De plus, les jeunes en général sont très peu sûrs d'eux, parce qu'ils n'ont pas d'expérience de la vie et qu'ils se sous-estiment. C'est ainsi qu'ils se perçoivent, c'est ainsi qu'ils agissent. Et puis, si dans le contexte où ils sont, ils voient tout négativement, parce qu'ils n'ont pas l'impression d'avoir un avenir professionnel très prestigieux et que les salaires sont misérables, et qu'ils ont l'expérience d'autres collègues un peu plus âgés qui leur disent des choses horribles, alors ils commencent à sombrer. De plus, s'ils n'ont pas été formés à surmonter les frustrations quotidiennes, toute petite frustration est pour eux une énorme frustration. Face à une très grande frustration, ils n'ont pas la force de la tolérer et de la gérer à nouveau, mais ils s'effondrent. C'est alors que commencent les attitudes nihilistes et pessimistes et la recherche d'une issue absurde. Mais les facteurs sont nombreux. Outre le fait que subir une crise d'angoisse est très dur et insupportable, subir un épisode dépressif, c'est la même chose, mais avec plus de continuité, et il n'y a donc jamais de sortie du tunnel. Si vous ajoutez à cela qu'il se passe des choses très amères, des facteurs supplémentaires qui pullulent autour de vous, comme votre petite amie qui vous quitte, ou votre père qui sort acheter des cigarettes et ne revient pas, tout devient très compliqué.
Voyez-vous Dieu dans la vie de vos patients ?

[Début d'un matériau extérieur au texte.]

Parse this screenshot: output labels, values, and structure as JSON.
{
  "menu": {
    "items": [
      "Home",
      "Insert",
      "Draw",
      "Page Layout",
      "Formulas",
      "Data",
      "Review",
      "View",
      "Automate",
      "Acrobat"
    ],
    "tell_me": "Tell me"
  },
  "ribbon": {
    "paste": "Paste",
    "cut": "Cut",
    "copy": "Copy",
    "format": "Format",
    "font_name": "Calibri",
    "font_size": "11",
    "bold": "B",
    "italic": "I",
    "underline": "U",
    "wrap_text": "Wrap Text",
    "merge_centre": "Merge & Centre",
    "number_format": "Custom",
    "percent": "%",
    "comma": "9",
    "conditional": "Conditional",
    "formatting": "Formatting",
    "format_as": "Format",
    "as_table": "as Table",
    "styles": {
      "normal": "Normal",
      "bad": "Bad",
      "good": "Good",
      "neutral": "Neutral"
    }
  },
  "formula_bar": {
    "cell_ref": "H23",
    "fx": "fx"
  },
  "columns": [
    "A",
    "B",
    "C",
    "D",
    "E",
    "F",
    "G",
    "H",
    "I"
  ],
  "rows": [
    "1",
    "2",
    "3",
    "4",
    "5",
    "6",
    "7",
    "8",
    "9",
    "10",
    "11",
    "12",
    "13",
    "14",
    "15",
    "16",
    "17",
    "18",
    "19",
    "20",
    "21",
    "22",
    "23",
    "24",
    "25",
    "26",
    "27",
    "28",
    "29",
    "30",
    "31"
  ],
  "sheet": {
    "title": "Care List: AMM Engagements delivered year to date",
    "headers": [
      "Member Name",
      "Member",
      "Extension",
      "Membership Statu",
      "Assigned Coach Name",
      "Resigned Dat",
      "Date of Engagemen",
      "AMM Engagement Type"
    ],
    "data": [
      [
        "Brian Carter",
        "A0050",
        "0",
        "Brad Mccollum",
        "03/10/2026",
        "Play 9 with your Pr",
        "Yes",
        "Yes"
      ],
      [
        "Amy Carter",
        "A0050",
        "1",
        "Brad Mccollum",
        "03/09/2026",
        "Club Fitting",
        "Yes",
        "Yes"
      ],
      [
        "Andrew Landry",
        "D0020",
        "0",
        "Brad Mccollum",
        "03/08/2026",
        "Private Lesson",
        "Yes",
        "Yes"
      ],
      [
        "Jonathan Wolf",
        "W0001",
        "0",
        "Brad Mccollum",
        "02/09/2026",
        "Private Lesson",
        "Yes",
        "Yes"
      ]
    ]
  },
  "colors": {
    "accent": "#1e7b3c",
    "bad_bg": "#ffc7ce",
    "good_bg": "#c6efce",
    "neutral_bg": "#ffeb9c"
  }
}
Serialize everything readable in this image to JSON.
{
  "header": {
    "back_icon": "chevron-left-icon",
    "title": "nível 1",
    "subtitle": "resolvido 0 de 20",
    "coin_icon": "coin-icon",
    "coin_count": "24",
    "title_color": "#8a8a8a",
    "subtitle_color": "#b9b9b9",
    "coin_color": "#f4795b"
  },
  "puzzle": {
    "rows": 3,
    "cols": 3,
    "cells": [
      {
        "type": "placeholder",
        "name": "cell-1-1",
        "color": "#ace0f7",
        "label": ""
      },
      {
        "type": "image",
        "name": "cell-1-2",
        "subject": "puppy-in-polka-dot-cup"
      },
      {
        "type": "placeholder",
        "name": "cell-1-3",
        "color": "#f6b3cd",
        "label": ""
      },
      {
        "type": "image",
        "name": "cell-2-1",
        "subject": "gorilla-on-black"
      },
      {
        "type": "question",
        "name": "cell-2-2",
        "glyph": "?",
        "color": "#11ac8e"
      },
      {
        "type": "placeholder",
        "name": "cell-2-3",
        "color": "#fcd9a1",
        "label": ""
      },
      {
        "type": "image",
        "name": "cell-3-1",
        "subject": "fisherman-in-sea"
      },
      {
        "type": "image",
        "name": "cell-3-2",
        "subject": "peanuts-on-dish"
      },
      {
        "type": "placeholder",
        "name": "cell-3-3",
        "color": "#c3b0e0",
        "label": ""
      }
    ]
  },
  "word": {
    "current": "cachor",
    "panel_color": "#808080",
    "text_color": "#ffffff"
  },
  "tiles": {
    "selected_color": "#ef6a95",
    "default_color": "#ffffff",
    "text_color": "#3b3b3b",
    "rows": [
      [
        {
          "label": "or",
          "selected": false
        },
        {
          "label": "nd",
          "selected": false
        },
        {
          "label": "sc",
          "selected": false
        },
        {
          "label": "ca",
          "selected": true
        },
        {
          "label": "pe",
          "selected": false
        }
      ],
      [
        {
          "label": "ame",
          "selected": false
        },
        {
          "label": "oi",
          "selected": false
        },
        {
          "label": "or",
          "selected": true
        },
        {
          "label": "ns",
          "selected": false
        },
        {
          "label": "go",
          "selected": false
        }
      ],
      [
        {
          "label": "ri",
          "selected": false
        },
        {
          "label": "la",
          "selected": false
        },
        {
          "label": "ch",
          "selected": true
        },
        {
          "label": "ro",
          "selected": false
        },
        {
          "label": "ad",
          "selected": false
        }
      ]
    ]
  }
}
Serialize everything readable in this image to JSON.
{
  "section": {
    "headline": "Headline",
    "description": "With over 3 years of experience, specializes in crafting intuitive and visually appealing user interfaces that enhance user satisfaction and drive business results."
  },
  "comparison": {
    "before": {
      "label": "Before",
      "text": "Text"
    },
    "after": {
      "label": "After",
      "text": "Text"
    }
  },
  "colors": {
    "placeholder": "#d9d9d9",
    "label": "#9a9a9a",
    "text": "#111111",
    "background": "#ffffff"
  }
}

J'essaie de le voir, et j'ai très bien réussi, parce qu'il me semble que vous changez la façon dont vous traitez tout patient si vous voyez Jésus-Christ lui-même. C'est un horizon différent. Cela m'est arrivé une fois avec une femme dépressive, qui travaillait comme prostituée, avait une petite fille, était très déprimée et vivait une période très difficile. Mais, bien sûr, comme elle ne changeait pas d'environnement, il n'y avait pas beaucoup de chances d'amélioration et les médicaments n'étaient pas très efficaces. Un jour, déjà un peu fatiguée, ayant la personne en face de moi, j'ai commencé à me demander : "Qu'est-ce que je fais là avec une personne que je ne charge pas, qui d'autre part je ne répare pas, et ça va être très difficile de la sortir de là ? J'étais sur le point de jeter l'éponge. Et puis quelqu'un a dû me dire, ou du moins je l'ai vu dans ma tête : "Imagine que cette femme soit Jésus-Christ, comment la traiterais-tu ? Et cela m'a fait changer d'avis. J'ai commencé à la traiter différemment, j'étais moins préoccupé par le fait qu'elle ne me payait pas, et j'ai commencé à relativiser ce qui me semblait auparavant être des catégories plus importantes. À partir de là, les choses se sont un peu améliorées, même si, en fin de compte, je ne pense pas avoir réussi à lui faire quitter son emploi.